Raed al-Nems, a spokesperson for the Palestine Red Crescent rescue service, said there was heavy fighting around the city’s Al-Amal Hospital. He said a shell had hit the fourth floor, killing one person and wounding 10 others. Medical teams were unable to enter or exit the hospital, and a territory-wide communication outage had further complicated rescue efforts, he said.

Thousands of people fled Khan Younis on Tuesday, some on foot with only what they could carry. Thick, black smoke could be seen rising over the city.

“We heard very intense shelling, and we couldn’t sleep all night because we were so afraid,” Ibtisam Abu Jommaiza said as she made her way out of the city.

Israel believes Hamas commanders may be hiding in vast tunnel complexes beneath Khan Younis, the hometown of the group’s top leader in Gaza, Yehya Sinwar, whose location is unknown. Hamas leaders are also believed to be using hostages as human shields, further complicating any rescue efforts.

PRESSURE FOR A CEASE-FIRE

The growing death toll and dire humanitarian situation have led to increasing international pressure on Israel to scale back the offensive and agree to a path for the creation of a Palestinian state after the war. The United States, which has provided crucial military aid for the offensive, has joined those calls.

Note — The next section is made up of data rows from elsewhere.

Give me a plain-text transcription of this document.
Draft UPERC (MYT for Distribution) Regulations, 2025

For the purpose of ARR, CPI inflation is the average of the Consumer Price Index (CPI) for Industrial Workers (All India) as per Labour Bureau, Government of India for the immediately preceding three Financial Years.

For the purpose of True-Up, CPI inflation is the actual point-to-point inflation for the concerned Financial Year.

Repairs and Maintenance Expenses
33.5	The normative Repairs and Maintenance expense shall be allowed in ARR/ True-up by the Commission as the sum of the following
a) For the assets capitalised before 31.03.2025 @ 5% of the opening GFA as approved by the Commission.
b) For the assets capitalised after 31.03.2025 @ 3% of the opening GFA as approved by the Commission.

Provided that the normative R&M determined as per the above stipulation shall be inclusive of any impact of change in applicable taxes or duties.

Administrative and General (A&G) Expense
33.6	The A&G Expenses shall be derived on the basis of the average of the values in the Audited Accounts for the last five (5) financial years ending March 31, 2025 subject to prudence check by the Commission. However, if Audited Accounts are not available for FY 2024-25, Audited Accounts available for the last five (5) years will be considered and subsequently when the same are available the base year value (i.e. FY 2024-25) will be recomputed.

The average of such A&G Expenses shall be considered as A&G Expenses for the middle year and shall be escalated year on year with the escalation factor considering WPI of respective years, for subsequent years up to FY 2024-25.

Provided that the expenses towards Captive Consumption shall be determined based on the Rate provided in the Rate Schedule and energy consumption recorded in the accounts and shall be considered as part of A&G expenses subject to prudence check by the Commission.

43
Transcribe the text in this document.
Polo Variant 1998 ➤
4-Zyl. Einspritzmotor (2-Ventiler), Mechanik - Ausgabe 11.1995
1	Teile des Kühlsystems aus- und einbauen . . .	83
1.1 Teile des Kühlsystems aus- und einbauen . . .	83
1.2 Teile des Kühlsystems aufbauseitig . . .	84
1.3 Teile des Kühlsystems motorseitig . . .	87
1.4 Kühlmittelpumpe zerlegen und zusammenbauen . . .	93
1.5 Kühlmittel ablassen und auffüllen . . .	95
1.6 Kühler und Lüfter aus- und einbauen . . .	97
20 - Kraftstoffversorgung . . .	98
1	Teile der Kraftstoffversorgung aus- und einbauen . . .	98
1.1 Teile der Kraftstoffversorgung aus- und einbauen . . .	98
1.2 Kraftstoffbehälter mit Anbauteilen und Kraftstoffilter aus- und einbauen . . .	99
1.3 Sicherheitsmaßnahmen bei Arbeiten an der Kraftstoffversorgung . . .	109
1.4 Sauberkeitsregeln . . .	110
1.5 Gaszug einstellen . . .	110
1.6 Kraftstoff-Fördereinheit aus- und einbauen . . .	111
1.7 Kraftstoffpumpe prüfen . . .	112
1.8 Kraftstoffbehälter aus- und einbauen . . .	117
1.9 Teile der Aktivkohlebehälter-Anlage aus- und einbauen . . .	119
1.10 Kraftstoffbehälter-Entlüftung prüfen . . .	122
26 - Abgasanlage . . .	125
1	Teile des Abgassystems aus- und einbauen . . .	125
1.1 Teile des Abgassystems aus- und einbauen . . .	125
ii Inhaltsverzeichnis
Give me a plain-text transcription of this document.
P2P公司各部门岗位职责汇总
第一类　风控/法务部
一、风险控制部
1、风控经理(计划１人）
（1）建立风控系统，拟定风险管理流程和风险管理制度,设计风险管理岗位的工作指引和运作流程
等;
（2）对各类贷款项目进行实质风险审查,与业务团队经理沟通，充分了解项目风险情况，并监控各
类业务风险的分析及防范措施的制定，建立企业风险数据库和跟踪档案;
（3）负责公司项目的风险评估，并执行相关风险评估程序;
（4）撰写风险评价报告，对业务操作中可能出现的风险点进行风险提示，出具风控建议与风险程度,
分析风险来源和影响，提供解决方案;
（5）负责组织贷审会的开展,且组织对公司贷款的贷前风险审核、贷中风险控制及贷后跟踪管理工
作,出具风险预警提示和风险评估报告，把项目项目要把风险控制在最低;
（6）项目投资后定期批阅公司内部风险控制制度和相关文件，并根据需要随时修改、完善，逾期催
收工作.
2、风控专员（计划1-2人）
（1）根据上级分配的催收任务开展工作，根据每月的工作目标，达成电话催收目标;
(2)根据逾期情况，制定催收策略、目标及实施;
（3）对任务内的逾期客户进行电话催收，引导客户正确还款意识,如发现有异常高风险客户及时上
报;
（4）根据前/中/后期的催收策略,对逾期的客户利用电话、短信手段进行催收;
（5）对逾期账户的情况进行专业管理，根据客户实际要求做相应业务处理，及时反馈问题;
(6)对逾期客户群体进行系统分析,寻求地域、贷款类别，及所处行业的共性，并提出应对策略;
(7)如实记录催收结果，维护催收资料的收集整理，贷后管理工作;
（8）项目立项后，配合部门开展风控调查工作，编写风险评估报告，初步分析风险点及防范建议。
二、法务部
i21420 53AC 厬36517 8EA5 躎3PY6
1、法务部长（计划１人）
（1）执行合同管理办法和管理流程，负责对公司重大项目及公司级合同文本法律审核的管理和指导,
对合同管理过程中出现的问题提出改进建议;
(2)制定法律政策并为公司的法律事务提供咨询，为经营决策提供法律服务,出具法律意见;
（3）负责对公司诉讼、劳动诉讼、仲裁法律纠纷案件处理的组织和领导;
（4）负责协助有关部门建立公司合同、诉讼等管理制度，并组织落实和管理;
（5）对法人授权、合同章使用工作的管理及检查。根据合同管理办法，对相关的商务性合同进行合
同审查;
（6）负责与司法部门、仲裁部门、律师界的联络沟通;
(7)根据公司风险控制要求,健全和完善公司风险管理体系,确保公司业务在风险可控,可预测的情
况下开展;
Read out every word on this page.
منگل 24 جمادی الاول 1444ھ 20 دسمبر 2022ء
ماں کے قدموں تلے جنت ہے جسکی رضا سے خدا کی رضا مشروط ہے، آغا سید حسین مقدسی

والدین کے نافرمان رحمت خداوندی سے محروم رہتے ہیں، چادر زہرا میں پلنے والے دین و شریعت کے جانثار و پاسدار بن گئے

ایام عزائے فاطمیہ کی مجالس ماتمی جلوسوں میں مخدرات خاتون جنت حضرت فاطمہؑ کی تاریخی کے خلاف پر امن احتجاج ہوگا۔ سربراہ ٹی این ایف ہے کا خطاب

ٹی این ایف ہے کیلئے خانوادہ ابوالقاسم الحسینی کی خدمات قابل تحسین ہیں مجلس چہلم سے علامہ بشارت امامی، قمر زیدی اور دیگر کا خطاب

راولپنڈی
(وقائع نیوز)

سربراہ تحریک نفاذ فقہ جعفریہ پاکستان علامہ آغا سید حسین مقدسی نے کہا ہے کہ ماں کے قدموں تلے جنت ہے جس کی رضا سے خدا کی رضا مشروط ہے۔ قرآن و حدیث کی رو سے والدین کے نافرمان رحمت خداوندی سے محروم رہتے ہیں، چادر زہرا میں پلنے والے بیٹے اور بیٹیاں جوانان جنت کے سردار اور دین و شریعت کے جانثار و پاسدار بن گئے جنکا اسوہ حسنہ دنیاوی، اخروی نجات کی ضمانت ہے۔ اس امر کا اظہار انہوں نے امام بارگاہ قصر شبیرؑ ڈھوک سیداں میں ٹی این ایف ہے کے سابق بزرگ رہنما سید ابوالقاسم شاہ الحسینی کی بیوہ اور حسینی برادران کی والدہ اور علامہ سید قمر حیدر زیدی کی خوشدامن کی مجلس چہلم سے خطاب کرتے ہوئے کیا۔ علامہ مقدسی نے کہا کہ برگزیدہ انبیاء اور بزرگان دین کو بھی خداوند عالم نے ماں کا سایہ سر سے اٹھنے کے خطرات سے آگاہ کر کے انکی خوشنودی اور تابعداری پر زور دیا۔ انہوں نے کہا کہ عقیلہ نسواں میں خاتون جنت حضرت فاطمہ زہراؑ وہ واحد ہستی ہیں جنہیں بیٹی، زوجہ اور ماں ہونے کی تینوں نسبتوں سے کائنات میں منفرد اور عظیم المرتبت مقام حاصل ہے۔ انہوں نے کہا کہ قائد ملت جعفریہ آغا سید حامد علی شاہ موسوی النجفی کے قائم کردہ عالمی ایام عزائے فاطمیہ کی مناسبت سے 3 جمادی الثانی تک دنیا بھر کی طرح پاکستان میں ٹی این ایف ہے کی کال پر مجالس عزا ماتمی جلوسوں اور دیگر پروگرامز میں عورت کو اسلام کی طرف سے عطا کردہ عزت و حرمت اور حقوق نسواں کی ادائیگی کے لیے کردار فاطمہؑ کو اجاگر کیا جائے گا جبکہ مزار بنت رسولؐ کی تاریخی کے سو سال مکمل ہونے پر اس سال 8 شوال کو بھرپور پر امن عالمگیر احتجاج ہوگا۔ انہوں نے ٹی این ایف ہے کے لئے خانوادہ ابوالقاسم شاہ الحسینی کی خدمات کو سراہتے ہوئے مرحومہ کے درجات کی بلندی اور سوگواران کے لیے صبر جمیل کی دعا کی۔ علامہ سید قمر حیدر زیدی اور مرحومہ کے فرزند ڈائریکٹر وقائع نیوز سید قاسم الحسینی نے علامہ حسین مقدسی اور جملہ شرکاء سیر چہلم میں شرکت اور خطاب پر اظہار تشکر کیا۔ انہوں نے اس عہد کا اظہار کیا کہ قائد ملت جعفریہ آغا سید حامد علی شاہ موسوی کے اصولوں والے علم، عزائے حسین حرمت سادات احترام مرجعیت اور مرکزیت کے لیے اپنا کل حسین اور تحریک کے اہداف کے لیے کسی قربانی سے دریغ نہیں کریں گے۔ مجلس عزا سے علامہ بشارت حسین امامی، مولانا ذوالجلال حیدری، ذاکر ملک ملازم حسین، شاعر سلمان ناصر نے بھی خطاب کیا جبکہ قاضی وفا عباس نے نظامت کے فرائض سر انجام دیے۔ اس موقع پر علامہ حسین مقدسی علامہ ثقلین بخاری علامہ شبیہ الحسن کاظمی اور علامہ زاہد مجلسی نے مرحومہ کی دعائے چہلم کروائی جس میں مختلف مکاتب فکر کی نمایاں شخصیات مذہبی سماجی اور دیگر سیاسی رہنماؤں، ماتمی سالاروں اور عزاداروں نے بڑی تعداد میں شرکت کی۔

But Netanyahu, whose popularity has plummeted since Oct. 7 and whose governing coalition is beholden to far-right parties, has rebuffed both demands.

Instead, he has said Israel will need to expand operations and eventually take over the Gaza side of the border with Egypt — an area where hundreds of thousands of Palestinians who have fled from other areas are packed into overflowing U.N.-run shelters and sprawling tent camps.

That drew an angry protest from Egypt’s government, which rejected Israeli allegations that Hamas smuggles in weapons across the heavily guarded frontier.

Diaa Rashwan, head of Egypt’s State Information Service, said Monday that any Israeli move to occupy the border area would “lead to a serious threat” to relations between the two countries, which signed a landmark peace treaty over four decades ago. Egypt is also deeply concerned about any potential influx of Palestinian refugees into its Sinai Peninsula.

This story has been updated to correct that the attack on Israeli soldiers took place near Maghazi, not in Maghazi.